“Back home owners raped and scarred us for life and now in Kathmandu, the government is leaving us battered and bruised,” says one of the protesting kamlaris (girl-child indentured labourers).
On Sunday, women gathered outside Singha Darbar’s south gate to demand investigation into the mysterious deaths of kamlaris in the past year. Suddenly without warning, security forces baton-charged them. But even as the police got brutal, the women stood their ground as more joined in. Surprisingly there was not a single female police officer on duty to control the crowd of over a hundred kamlaris. Eight kamlaris had to be taken to hospitals, out of which four hadn’t gained consciousness even till late in the evening.

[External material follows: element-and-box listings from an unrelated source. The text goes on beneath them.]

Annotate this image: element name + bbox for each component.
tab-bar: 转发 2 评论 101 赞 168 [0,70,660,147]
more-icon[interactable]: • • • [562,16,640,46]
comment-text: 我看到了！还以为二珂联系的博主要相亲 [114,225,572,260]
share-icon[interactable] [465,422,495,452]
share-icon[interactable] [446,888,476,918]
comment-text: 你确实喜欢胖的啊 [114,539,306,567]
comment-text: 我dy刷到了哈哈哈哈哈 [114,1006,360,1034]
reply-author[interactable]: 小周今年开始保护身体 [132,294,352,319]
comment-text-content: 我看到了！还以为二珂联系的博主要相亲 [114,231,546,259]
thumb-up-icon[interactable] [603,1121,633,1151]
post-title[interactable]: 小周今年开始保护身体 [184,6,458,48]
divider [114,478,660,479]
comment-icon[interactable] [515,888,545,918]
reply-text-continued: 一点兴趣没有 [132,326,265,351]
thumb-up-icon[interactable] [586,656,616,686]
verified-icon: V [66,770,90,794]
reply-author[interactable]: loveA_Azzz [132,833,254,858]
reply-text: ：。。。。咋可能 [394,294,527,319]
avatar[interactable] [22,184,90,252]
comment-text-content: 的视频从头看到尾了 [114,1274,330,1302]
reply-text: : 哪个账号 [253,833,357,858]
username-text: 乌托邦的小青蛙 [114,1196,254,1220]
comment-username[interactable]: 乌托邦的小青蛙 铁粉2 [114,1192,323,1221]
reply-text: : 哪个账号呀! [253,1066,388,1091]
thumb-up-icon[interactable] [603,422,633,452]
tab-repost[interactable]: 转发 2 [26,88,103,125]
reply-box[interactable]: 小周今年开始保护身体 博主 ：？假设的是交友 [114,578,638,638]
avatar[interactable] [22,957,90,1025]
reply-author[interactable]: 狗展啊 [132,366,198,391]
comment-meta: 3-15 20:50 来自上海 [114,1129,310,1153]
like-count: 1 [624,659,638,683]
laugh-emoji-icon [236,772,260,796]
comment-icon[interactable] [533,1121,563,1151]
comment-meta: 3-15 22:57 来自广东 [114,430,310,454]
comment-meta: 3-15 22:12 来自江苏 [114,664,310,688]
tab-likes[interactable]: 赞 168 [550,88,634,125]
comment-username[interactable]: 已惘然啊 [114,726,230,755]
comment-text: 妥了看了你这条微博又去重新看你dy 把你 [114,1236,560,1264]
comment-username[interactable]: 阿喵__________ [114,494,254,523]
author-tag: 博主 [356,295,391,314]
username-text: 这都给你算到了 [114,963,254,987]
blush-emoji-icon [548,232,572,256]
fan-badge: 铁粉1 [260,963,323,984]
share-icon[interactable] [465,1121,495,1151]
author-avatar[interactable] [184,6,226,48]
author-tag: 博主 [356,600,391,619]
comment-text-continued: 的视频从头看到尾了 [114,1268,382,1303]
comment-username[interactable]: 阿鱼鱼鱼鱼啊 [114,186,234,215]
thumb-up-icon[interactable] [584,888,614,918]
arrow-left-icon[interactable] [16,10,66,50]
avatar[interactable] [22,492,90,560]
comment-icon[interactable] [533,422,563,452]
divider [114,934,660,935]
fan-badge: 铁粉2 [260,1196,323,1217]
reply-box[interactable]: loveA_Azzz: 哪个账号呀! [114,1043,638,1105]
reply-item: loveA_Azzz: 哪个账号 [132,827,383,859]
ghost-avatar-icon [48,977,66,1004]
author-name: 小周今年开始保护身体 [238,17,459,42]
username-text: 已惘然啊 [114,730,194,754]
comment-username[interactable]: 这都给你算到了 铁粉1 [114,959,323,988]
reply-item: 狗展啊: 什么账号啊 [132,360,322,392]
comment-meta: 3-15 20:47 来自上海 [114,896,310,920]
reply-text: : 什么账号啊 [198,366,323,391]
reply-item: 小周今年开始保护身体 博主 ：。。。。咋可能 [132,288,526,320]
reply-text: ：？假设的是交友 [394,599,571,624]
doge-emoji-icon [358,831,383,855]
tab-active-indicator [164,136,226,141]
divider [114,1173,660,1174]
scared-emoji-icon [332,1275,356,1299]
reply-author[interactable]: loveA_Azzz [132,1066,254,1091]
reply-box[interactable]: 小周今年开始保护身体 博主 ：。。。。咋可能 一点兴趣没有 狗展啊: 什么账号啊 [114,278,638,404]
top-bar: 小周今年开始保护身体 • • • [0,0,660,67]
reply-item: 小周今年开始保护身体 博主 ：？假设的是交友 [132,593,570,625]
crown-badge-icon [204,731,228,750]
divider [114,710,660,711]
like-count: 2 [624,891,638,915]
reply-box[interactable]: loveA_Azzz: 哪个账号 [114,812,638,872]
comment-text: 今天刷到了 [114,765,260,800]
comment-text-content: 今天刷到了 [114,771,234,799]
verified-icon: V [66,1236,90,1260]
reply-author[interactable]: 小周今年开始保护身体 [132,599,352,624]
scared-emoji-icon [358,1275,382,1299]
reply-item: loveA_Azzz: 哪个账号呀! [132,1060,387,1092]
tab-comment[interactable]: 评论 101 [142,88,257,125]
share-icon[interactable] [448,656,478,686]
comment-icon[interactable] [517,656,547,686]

The women had come to the capital in hopes of getting justice for the mistreatment they suffer at the hands of their owners and organised a relay hunger strike in Shanti Batika, Ratnapark to make their voices heard. But since the state didn’t pay any attention, they began a sit-in in front of Singha Darbar.
“The government beat us up as if we were the culprits. This is not our government and the ministers aren’t our guardians,” states Urmila Chaudhary president of Kamlari’s Abolition Struggling Committee. Fakala Tharu who was present during the protests says that instead of addressing their demands and helping them, the state resorted to unnecessary force: “No matter how much force they use, we will continue to protest peacefully,” she claims.
Although the kamaiya system was officially abolished 13 years ago, it is still widely practiced in many of Nepal’s southern districts including Dang, Banke, and Bardiya and violence against the women is quite routine.
In the latest atrocities, 16-year-old Meghi Chaudhary from Kailali and 12-year-old Shrijana Chaudary from Dang were found dead under suspicious circumstances at the homes of their owners. Eleven kamlaris are missing so far. Yet there has been no arrests or investigation into any of the cases.